Here is the CTE and query:

;WITH C AS (
       SELECT CAST([Step] AS VARCHAR(200)) AS Path, [Next], [Genus], [Species]
       FROM [dbo].[Steps]
       WHERE Step = 1
       UNION ALL
       SELECT CAST(C.Path + ', ' + CAST(B.[Step] AS VARCHAR(200)) AS VARCHAR(200))             AS Path, B.[Next], B.[Genus], B.[Species]
       FROM [dbo].[Steps] AS B
       INNER JOIN C
       ON B.[Step] = C.[Next]
)
SELECT CONCAT([Genus], ' ', [Species]) AS Name, Path
 FROM C
 WHERE [Next] IS NULL
 ORDER BY Name, Path
 OPTION (MAXRECURSION 100); –-prevent an endless loop

Try it out and enjoy, just like my teachers of the identification course did! Without this solution, identifying the crucial step for diverging paths was like finding a needle in a haystack. For finding the step at wich two given plants diverge, just add the genus and species names to the WHERE clause of the main query, but make sure not to refer to the Name alias of the SELECT clause.
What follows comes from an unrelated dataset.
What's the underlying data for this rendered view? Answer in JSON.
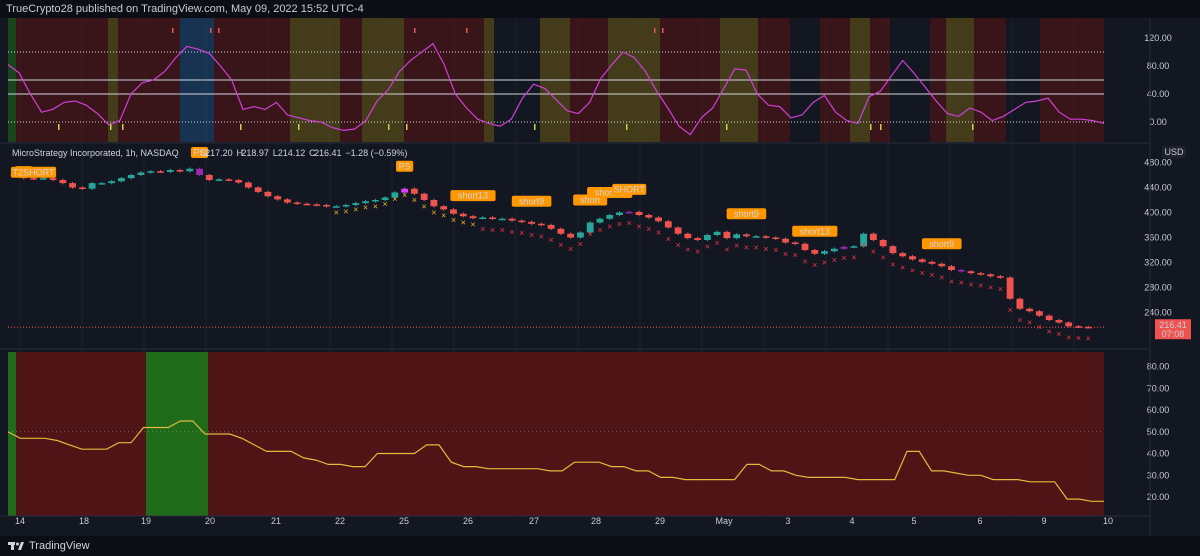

I didn’t use the EnglishName column. I added it for the case this solution was going to be used by people not familiar with the scientific names of the plants. In that case the query has to be adapted, but care has to be taken that English names and scientific names may not always have a 1 : 1 relation.

This query can easily be adjusted for use in other kinds of trees. Think for example at family trees. There is no need for the nodes having all just two alternatives.
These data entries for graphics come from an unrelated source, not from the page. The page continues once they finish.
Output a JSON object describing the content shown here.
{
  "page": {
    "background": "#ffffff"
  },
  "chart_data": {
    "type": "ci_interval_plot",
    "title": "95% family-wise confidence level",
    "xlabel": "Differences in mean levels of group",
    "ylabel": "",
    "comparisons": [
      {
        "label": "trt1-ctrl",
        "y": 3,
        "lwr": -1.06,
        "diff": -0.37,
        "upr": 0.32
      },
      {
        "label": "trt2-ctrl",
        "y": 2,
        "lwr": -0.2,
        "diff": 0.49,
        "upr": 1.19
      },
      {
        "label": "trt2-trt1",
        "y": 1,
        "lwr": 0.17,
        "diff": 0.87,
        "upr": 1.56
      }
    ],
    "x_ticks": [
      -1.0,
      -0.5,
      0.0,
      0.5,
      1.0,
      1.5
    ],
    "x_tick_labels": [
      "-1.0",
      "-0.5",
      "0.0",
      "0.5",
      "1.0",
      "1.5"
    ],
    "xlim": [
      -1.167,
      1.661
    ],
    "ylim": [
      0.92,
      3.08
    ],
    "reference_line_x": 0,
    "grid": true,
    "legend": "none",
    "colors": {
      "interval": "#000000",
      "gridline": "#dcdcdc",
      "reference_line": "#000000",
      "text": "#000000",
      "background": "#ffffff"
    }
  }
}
The essential part I needed in my query is reusing the previous value of the recursive CTE to construct the new value. In the above case this was achieved by concattenating strings, but other ways of combining data should also be possible. That leads to thinking about calculations with mathematical series, like Eulers formula for the approximation of π: π²/6 = 1 + 1/2² + 1/3² + 1/4² + …

Let’s give it a try:

;WITH A AS(
       SELECT CAST(1 AS REAL) AS [PI], 2 AS Num
       UNION ALL
       SELECT [PI] + 1./(Num*Num) AS [PI], Num + 1 AS Num
        FROM A
        WHERE Num < 4000
)
SELECT SQRT([PI]*6) AS [PI]
 FROM A
 OPTION (MAXRECURSION 5000);

Well, it works, but on my computer I see irregularities (repeating values) when Num values get higher. For the last 10 Num values (between 3990 and 3999) I get

3.14138131974922

3.14138131974922

3.14138147154141

3.14138162333359

3.14138162333359

3.14138177512576

3.14138192691793

3.14138207871009

3.14138223050224

3.14138223050224

Maybe it works better on a computer with an other mathematical processor, or maybe it has to do with the limitations of the REAL data type. However, perhaps not a serious option for mathematical series calculation, but in many other cases recursive CTE calculations can be a handy way for sure.